Want OpenFactory to host the app too? You can also deploy a Git repo and get a public preview URL to test against — see App Deployment.

This is for GUI / UX workflow testing (login flows, forms, navigation, “does the new button actually work”). Lower-level checks (image contents, packages, systemd units) belong in build test suites and assertions.

How it works

Get a tester VM — ensure_tester_vm returns your persistent, reusable desktop VM (created on first use, reused after).
Describe the flow once — create_app_scenario stores a reusable scenario: an ordered list of plain-language steps against your app’s URL.
Run it (and re-run it) — run_app_scenario executes the scenario in the VM and records screenshots + a pass/fail verdict.

Reusable, self-hardening scenarios

A scenario is described in plain language, not pixel coordinates or CSS selectors:


[
  { "action": "open_url", "value": "${APP_URL}" },
  { "action": "type", "target": "email field", "value": "${EMAIL}" },
  { "action": "type", "target": "password field", "value": "${PASSWORD}" },
  { "action": "click", "target": "Sign In button" },
  { "action": "type", "target": "verification code", "value": "${totp:OTP_SECRET}" },
  { "action": "click", "target": "Verify button", "expect": "Dashboard" }
]

Step actions: open_url, click, type, key, assert_text, wait. For click / type, target is matched on screen by the visual model — so it keeps working when markup changes.

Hardening (fast, resilient re-runs). The first run resolves each element with the visual model (slower) and remembers where it was. Later runs replay from that memory and skip the expensive full-screen analysis — re-resolving (and re-learning) only the steps whose UI actually moved or changed. So a suite gets faster on the second run and self-heals small UI changes instead of breaking.

Environment variables and secrets

Steps reference variables as ${VAR}. Put non-secret defaults (app URL, test email) on the scenario; pass secrets (passwords, tokens) at run time — they are used for substitution and are never stored or written into the recorded run.

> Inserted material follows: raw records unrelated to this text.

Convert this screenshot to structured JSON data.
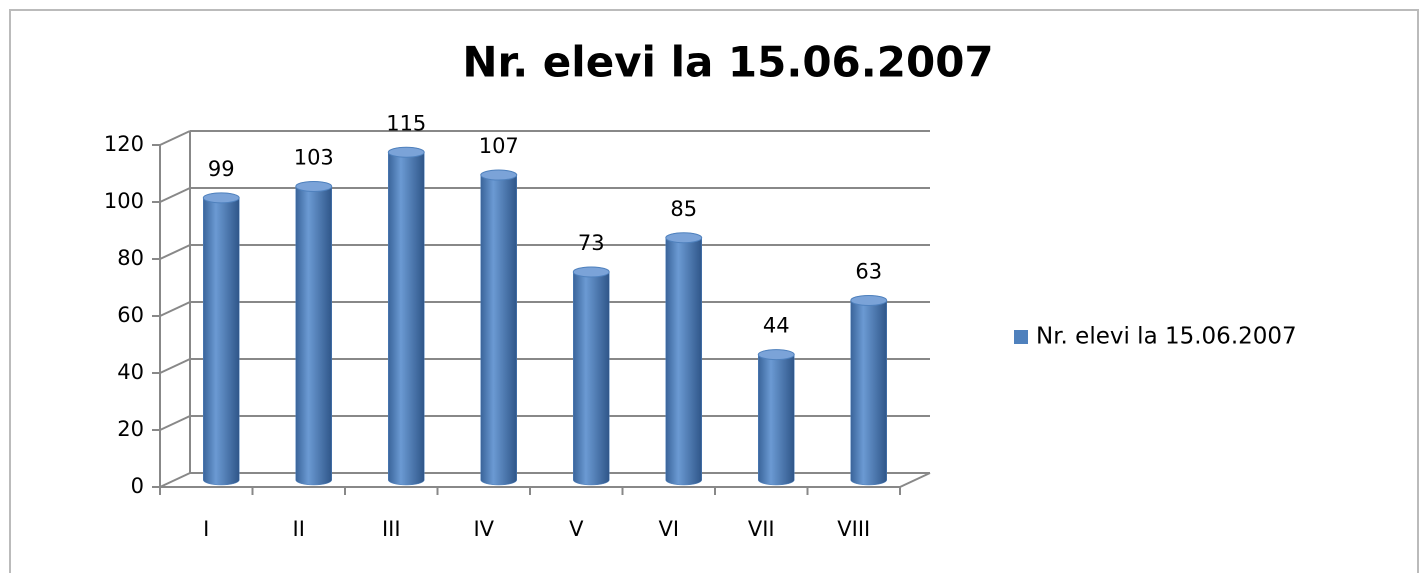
{
  "chart_data": {
    "type": "bar3d",
    "title": "Nr. elevi la 15.06.2007",
    "categories": [
      "I",
      "II",
      "III",
      "IV",
      "V",
      "VI",
      "VII",
      "VIII"
    ],
    "series": [
      {
        "name": "Nr. elevi la 15.06.2007",
        "color": "#4f81bd",
        "values": [
          99,
          103,
          115,
          107,
          73,
          85,
          44,
          63
        ]
      }
    ],
    "ylim": [
      0,
      120
    ],
    "yticks": [
      0,
      20,
      40,
      60,
      80,
      100,
      120
    ],
    "grid": true,
    "legend": "right",
    "data_labels": true
  }
}
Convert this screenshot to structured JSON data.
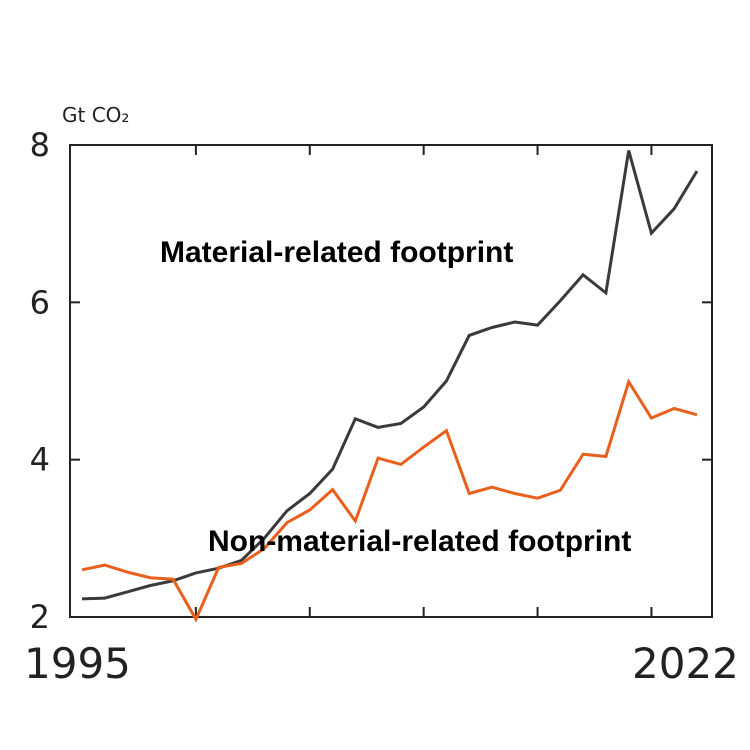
{
  "chart_data": {
    "type": "line",
    "ylabel": "Gt CO₂",
    "xlim": [
      1995,
      2022
    ],
    "ylim": [
      2,
      8
    ],
    "y_ticks": [
      2,
      4,
      6,
      8
    ],
    "x_tick_labels": {
      "left": "1995",
      "right": "2022"
    },
    "x_minor_ticks": [
      2000,
      2005,
      2010,
      2015,
      2020
    ],
    "grid": false,
    "x": [
      1995,
      1996,
      1997,
      1998,
      1999,
      2000,
      2001,
      2002,
      2003,
      2004,
      2005,
      2006,
      2007,
      2008,
      2009,
      2010,
      2011,
      2012,
      2013,
      2014,
      2015,
      2016,
      2017,
      2018,
      2019,
      2020,
      2021,
      2022
    ],
    "series": [
      {
        "name": "Material-related footprint",
        "color": "#3a3a3a",
        "values": [
          2.23,
          2.24,
          2.32,
          2.4,
          2.46,
          2.56,
          2.62,
          2.72,
          3.0,
          3.35,
          3.57,
          3.88,
          4.52,
          4.41,
          4.46,
          4.67,
          5.0,
          5.58,
          5.68,
          5.75,
          5.71,
          6.02,
          6.35,
          6.12,
          7.93,
          6.88,
          7.19,
          7.67
        ]
      },
      {
        "name": "Non-material-related footprint",
        "color": "#e8601c",
        "values": [
          2.6,
          2.66,
          2.57,
          2.5,
          2.48,
          1.97,
          2.63,
          2.68,
          2.87,
          3.2,
          3.36,
          3.62,
          3.22,
          4.02,
          3.94,
          4.16,
          4.37,
          3.57,
          3.65,
          3.57,
          3.51,
          3.61,
          4.07,
          4.04,
          4.99,
          4.53,
          4.65,
          4.57
        ]
      }
    ],
    "annotations": [
      {
        "text": "Material-related footprint",
        "series": 0
      },
      {
        "text": "Non-material-related footprint",
        "series": 1
      }
    ]
  }
}
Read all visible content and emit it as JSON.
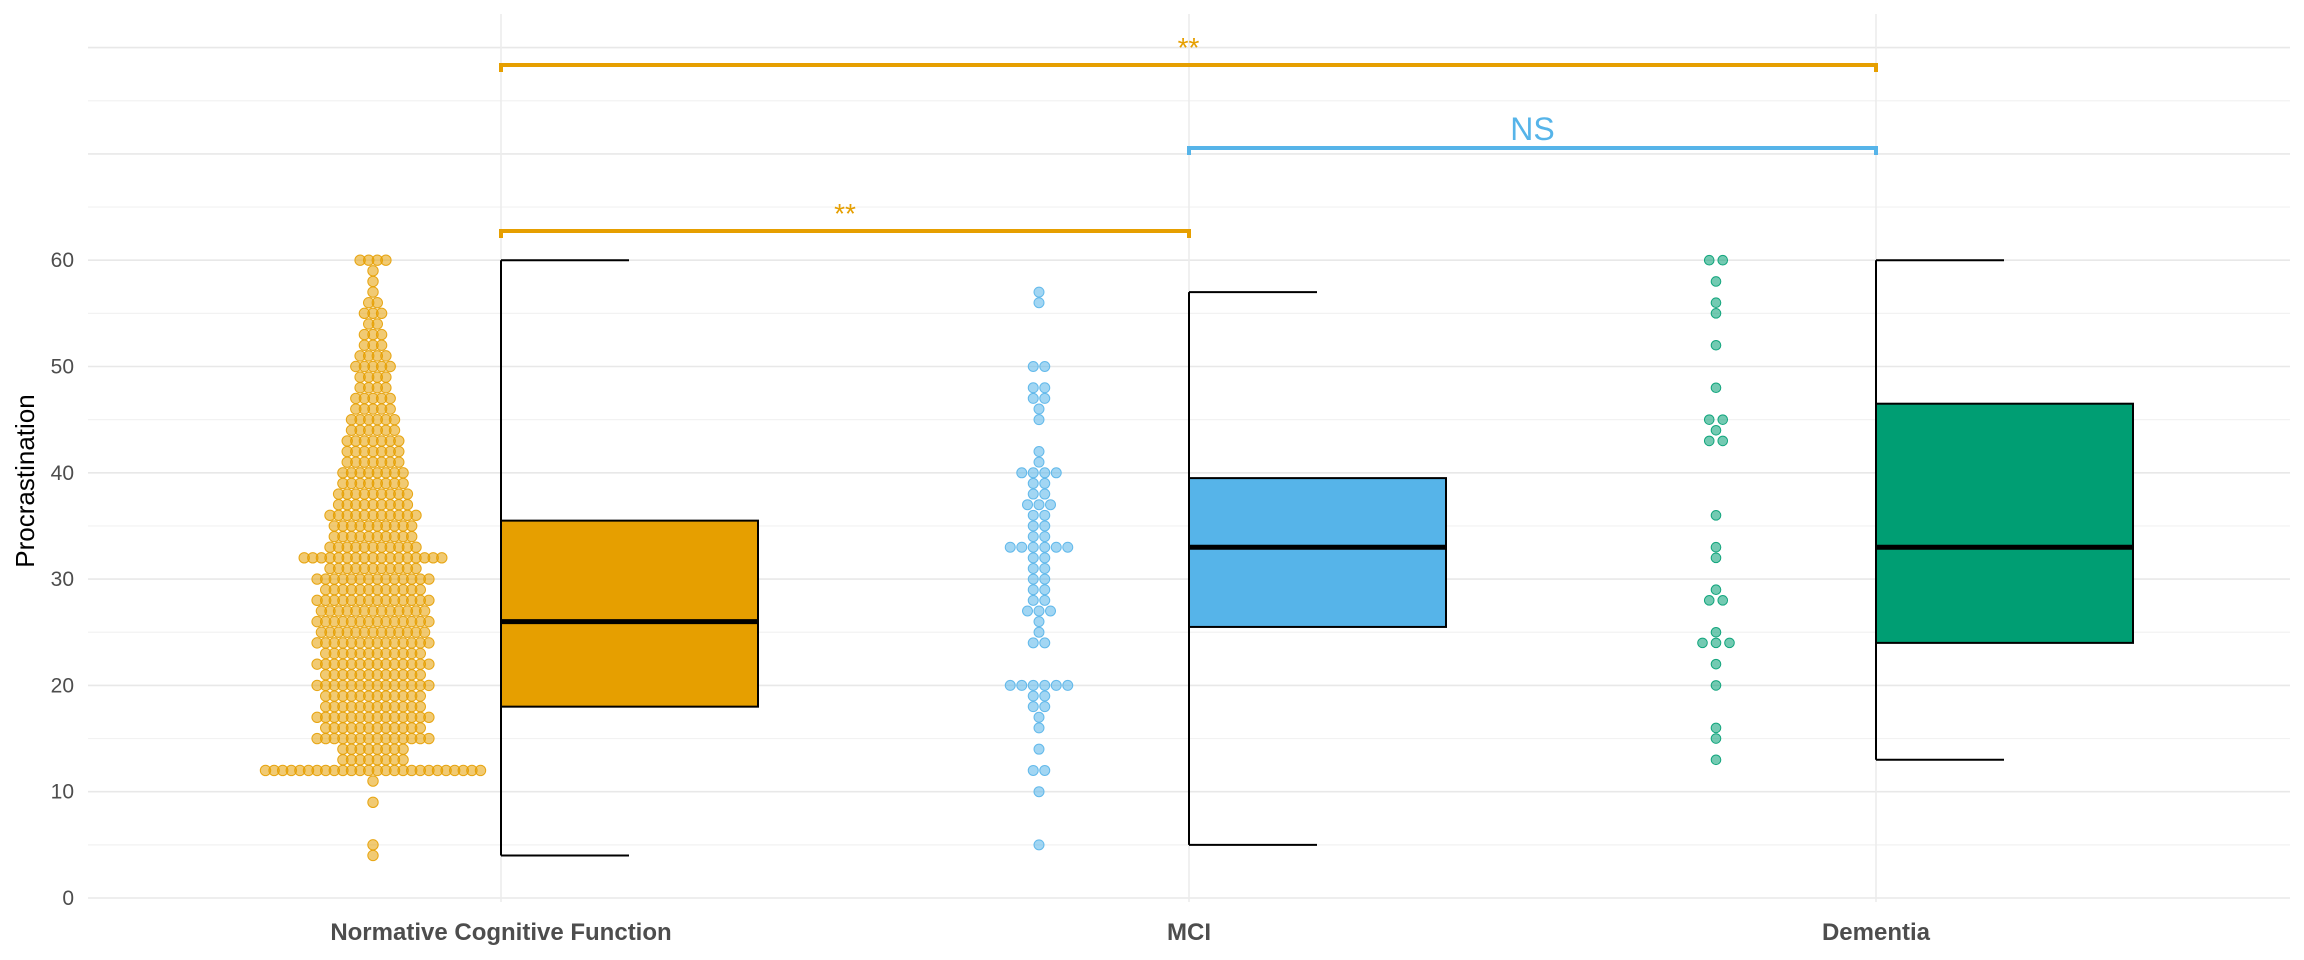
{
  "chart_data": {
    "type": "box",
    "ylabel": "Procrastination",
    "xlabel": "",
    "ylim": [
      0,
      60
    ],
    "yticks": [
      "0",
      "10",
      "20",
      "30",
      "40",
      "50",
      "60"
    ],
    "grid": true,
    "categories": [
      "Normative Cognitive Function",
      "MCI",
      "Dementia"
    ],
    "colors": [
      "#E69F00",
      "#56B4E9",
      "#009E73"
    ],
    "boxes": [
      {
        "whisker_low": 4,
        "q1": 18,
        "median": 26,
        "q3": 35.5,
        "whisker_high": 60
      },
      {
        "whisker_low": 5,
        "q1": 25.5,
        "median": 33,
        "q3": 39.5,
        "whisker_high": 57
      },
      {
        "whisker_low": 13,
        "q1": 24,
        "median": 33,
        "q3": 46.5,
        "whisker_high": 60
      }
    ],
    "points": [
      [
        4,
        5,
        9,
        11,
        12,
        12,
        12,
        12,
        12,
        12,
        12,
        12,
        12,
        12,
        12,
        12,
        12,
        12,
        12,
        12,
        12,
        12,
        12,
        12,
        12,
        12,
        12,
        12,
        12,
        12,
        13,
        13,
        13,
        13,
        13,
        13,
        13,
        13,
        14,
        14,
        14,
        14,
        14,
        14,
        14,
        14,
        15,
        15,
        15,
        15,
        15,
        15,
        15,
        15,
        15,
        15,
        15,
        15,
        15,
        15,
        16,
        16,
        16,
        16,
        16,
        16,
        16,
        16,
        16,
        16,
        16,
        16,
        17,
        17,
        17,
        17,
        17,
        17,
        17,
        17,
        17,
        17,
        17,
        17,
        17,
        17,
        18,
        18,
        18,
        18,
        18,
        18,
        18,
        18,
        18,
        18,
        18,
        18,
        19,
        19,
        19,
        19,
        19,
        19,
        19,
        19,
        19,
        19,
        19,
        19,
        20,
        20,
        20,
        20,
        20,
        20,
        20,
        20,
        20,
        20,
        20,
        20,
        20,
        20,
        21,
        21,
        21,
        21,
        21,
        21,
        21,
        21,
        21,
        21,
        21,
        21,
        22,
        22,
        22,
        22,
        22,
        22,
        22,
        22,
        22,
        22,
        22,
        22,
        22,
        22,
        23,
        23,
        23,
        23,
        23,
        23,
        23,
        23,
        23,
        23,
        23,
        23,
        24,
        24,
        24,
        24,
        24,
        24,
        24,
        24,
        24,
        24,
        24,
        24,
        24,
        24,
        25,
        25,
        25,
        25,
        25,
        25,
        25,
        25,
        25,
        25,
        25,
        25,
        25,
        26,
        26,
        26,
        26,
        26,
        26,
        26,
        26,
        26,
        26,
        26,
        26,
        26,
        26,
        27,
        27,
        27,
        27,
        27,
        27,
        27,
        27,
        27,
        27,
        27,
        27,
        27,
        28,
        28,
        28,
        28,
        28,
        28,
        28,
        28,
        28,
        28,
        28,
        28,
        28,
        28,
        29,
        29,
        29,
        29,
        29,
        29,
        29,
        29,
        29,
        29,
        29,
        29,
        30,
        30,
        30,
        30,
        30,
        30,
        30,
        30,
        30,
        30,
        30,
        30,
        30,
        30,
        31,
        31,
        31,
        31,
        31,
        31,
        31,
        31,
        31,
        31,
        31,
        32,
        32,
        32,
        32,
        32,
        32,
        32,
        32,
        32,
        32,
        32,
        32,
        32,
        32,
        32,
        32,
        32,
        33,
        33,
        33,
        33,
        33,
        33,
        33,
        33,
        33,
        33,
        33,
        34,
        34,
        34,
        34,
        34,
        34,
        34,
        34,
        34,
        34,
        35,
        35,
        35,
        35,
        35,
        35,
        35,
        35,
        35,
        35,
        36,
        36,
        36,
        36,
        36,
        36,
        36,
        36,
        36,
        36,
        36,
        37,
        37,
        37,
        37,
        37,
        37,
        37,
        37,
        37,
        38,
        38,
        38,
        38,
        38,
        38,
        38,
        38,
        38,
        39,
        39,
        39,
        39,
        39,
        39,
        39,
        39,
        40,
        40,
        40,
        40,
        40,
        40,
        40,
        40,
        41,
        41,
        41,
        41,
        41,
        41,
        41,
        42,
        42,
        42,
        42,
        42,
        42,
        42,
        43,
        43,
        43,
        43,
        43,
        43,
        43,
        44,
        44,
        44,
        44,
        44,
        44,
        45,
        45,
        45,
        45,
        45,
        45,
        46,
        46,
        46,
        46,
        46,
        47,
        47,
        47,
        47,
        47,
        48,
        48,
        48,
        48,
        49,
        49,
        49,
        49,
        50,
        50,
        50,
        50,
        50,
        51,
        51,
        51,
        51,
        52,
        52,
        52,
        53,
        53,
        53,
        54,
        54,
        55,
        55,
        55,
        56,
        56,
        57,
        58,
        59,
        60,
        60,
        60,
        60
      ],
      [
        5,
        10,
        12,
        12,
        14,
        16,
        17,
        18,
        18,
        19,
        19,
        20,
        20,
        20,
        20,
        20,
        20,
        24,
        24,
        25,
        26,
        27,
        27,
        27,
        28,
        28,
        29,
        29,
        30,
        30,
        31,
        31,
        32,
        32,
        33,
        33,
        33,
        33,
        33,
        33,
        34,
        34,
        35,
        35,
        36,
        36,
        37,
        37,
        37,
        38,
        38,
        39,
        39,
        40,
        40,
        40,
        40,
        41,
        42,
        45,
        46,
        47,
        47,
        48,
        48,
        50,
        50,
        56,
        57
      ],
      [
        13,
        15,
        16,
        20,
        22,
        24,
        24,
        24,
        25,
        28,
        28,
        29,
        32,
        33,
        36,
        43,
        43,
        44,
        45,
        45,
        48,
        52,
        55,
        56,
        58,
        60,
        60
      ]
    ],
    "comparisons": [
      {
        "from": 0,
        "to": 2,
        "label": "**",
        "color": "#E69F00",
        "level": 3
      },
      {
        "from": 1,
        "to": 2,
        "label": "NS",
        "color": "#56B4E9",
        "level": 2
      },
      {
        "from": 0,
        "to": 1,
        "label": "**",
        "color": "#E69F00",
        "level": 1
      }
    ]
  }
}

Two-factor authentication (2FA)

If signing in requires a TOTP code, use ${totp:VAR} where VAR holds the account’s base32 TOTP secret (the same seed your authenticator app uses). OpenFactory computes the current 6-digit code (RFC 6238) and types it. Provide the seed as a run-time secret, never in the stored scenario.

Highlighting UI elements

annotate_screenshot draws labeled boxes on a screenshot — useful for a coding agent to box the element it just built (e.g. “new: Submit button”) for review or evidence. Coordinates are pixel-space, so a box drawn at an element’s reported position lands exactly on it.

Ad-hoc recorded runs

If you’d rather drive the VM step by step yourself (instead of a stored scenario), use start_app_test → record_app_test_step → finish_app_test. Each run is saved with per-step screenshots and a standalone HTML report.

MCP tools

Tool	Use
`ensure_tester_vm`	Get or create your persistent desktop tester VM
`create_app_scenario`	Save a reusable GUI test scenario for an app URL
`list_app_scenarios` / `get_app_scenario`	Browse a scenario and its hardened cache
`run_app_scenario`	Run a scenario (pass run-time secrets here) and record the result
`start_app_test` / `record_app_test_step` / `finish_app_test`	Drive and record an ad-hoc run yourself
`list_app_test_runs` / `get_app_test_run`	Review run history, screenshots, and reports
`annotate_screenshot`	Draw labeled highlight boxes on a screenshot
`desktop_screenshot` / `desktop_click` / `desktop_type` / …	Drive the VM directly

Example prompts


Create a smoke-login scenario for my app at https://my-app.vercel.app: open it,
sign in with the email/password I'll provide at run time, handle the 2FA code,
and verify the dashboard loads. Then run it.


Run the smoke-login scenario again and tell me which steps were served from
cache vs. re-resolved.


Open https://staging.example.com in the tester VM, screenshot it, and box the
primary call-to-action button labeled "new CTA".